To help you stay on top of the latest news, our AI practice group has compiled a roundup of the developments we are following.

    • California’s proposed wide-ranging regulations on AI technologies are moving forward in the state’s legislature, according to The Washington Post. We covered the proposed legislation in a previous AI Roundup. The most prominent bill, introduced by Scott Wiener, a Democratic state senator from San Francisco, would require AI companies to test their models for “catastrophic” risks before public release. The regulations have faced opposition from tech industry leaders, who argue it could stifle innovation and disadvantage smaller startups. Other AI-related bills in California aim to address issues such as bias testing, protection of children’s data and transparency in AI model development. The state’s efforts highlight the growing tension between the tech industry’s calls for regulation and its resistance to specific legislative measures, as well as the increasing role of state governments in shaping AI policy in the absence of comprehensive federal action.
    • WIRED reports that numerous tech companies, including Nvidia, Apple, Anthropic, and Salesforce, used materials from thousands of YouTube videos to train AI models, despite YouTube’s terms of service prohibiting data harvesting without permission. An investigation by Proof News found that subtitles from 173,536 YouTube videos, spanning over 48,000 channels, were incorporated into a dataset called YouTube Subtitles and were subsequently used by these tech giants to train various AI models. The content ranged from educational channels like Khan Academy to popular YouTubers such as MrBeast and PewDiePie. Many content creators were unaware their work had been used, raising concerns about consent, compensation and the potential impact on their livelihoods. The YouTube Subtitles dataset is part of a larger compilation known as the Pile, which includes other publicly available information from online sources. A spokesman for Anthropic confirmed the use of the Pile in the training of its AI chatbot Claude but noted that “YouTube’s terms cover direct use of its platform, which is distinct from use of the Pile dataset,” and directed questions about violating YouTube’s terms of service to the Pile’s creators.
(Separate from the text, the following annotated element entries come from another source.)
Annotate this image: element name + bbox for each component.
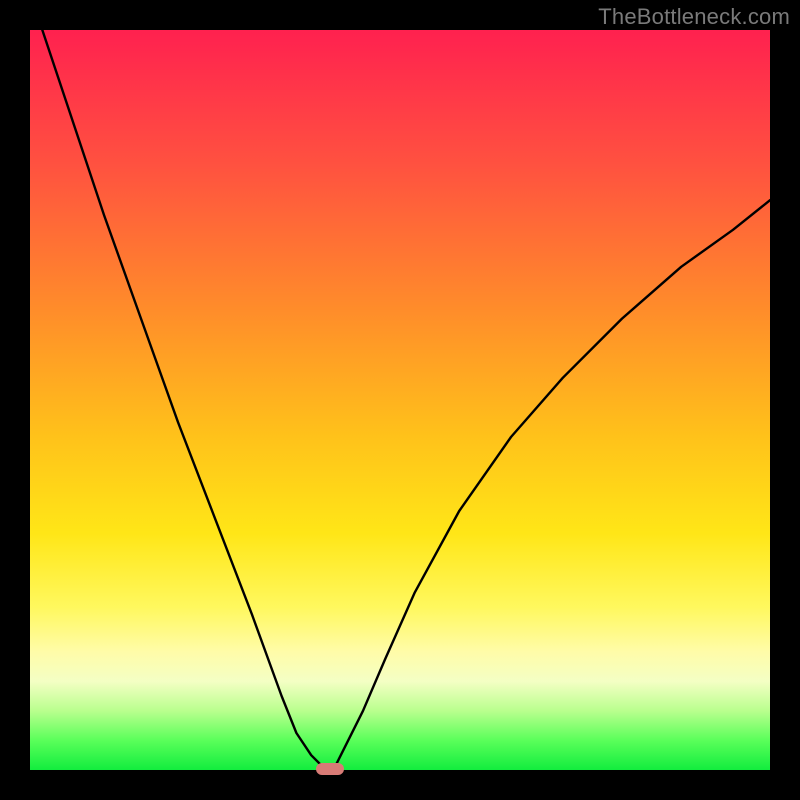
curve-path [30, 30, 770, 770]
bottleneck-curve [30, 30, 770, 770]
optimum-marker [316, 763, 344, 775]
watermark-text: TheBottleneck.com [598, 4, 790, 30]
plot-area [30, 30, 770, 770]
chart-frame: TheBottleneck.com [0, 0, 800, 800]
    • The Financial Times reports on the European Union’s (EU) efforts to regulate AI technologies and ensure its ethical use. The EU’s Artificial Intelligence Act, set to come into effect in August 2024, aims to categorize AI systems based on risk levels and impose corresponding regulations. However, the rushed nature of the law’s development, particularly in response to the emergence of generative AI like OpenAI’s ChatGPT, has led to concerns about its implementation. Critics argue that the act lacks clarity on crucial issues such as copyright and enforcement, potentially hindering innovation in the EU’s tech sector. EU officials have faced challenges in filling in regulatory gaps, hiring technical experts and balancing the desire to lead in AI regulation with the need to foster a competitive AI industry. While some view the act as a necessary step towards ensuring trustworthy AI, others fear it may put European companies at a disadvantage in the global AI race, especially against competitors in the U.S. and China.
    • OpenAI has released a new version of its GPT large language model, named GPT-4o Mini, intended to be lighter and cheaper than its full-sized counterparts, according to The Verge. The model is designed to make AI more accessible to developers and users by offering a more affordable option for building AI applications. GPT-4o Mini is reported to be more capable than OpenAI’s previous GPT-3.5 and will replace GPT-3.5 Turbo for ChatGPT users on Free, Plus and Team plans. The new model supports text and vision inputs, with plans to handle other multimodal inputs like video and audio in the future. OpenAI’s move is seen as a response to competing lightweight models such as Google’s Gemini 1.5 Flash and Anthropic’s Claude 3 Haiku and aims to encourage more widespread AI development and usage across various industries and applications without heavy monetary or computational costs.
    • The New York Times reports on new research findings that several prominent online sources have restricted the use of their data for AI training, leading to a large drop in content available for that purpose. A study by the Data Provenance Initiative found that 5% of all data and 25% of high-quality data from 14,000 web domains in common AI training datasets has been restricted over the past year. This dramatic shift has been attributed to publishers and online platforms taking steps to prevent their data from being harvested, often using “robots.txt” files that limit text crawlers or changes in terms of service. The trend poses challenges for AI companies, particularly smaller ones, and researchers who rely on public datasets. Some major tech companies have responded by striking deals with publishers, while others are exploring synthetic data generation. The situation highlights growing tensions between AI developers and content creators over data usage and compensation, as well as the need for more nuanced tools to control data access for AI training purposes.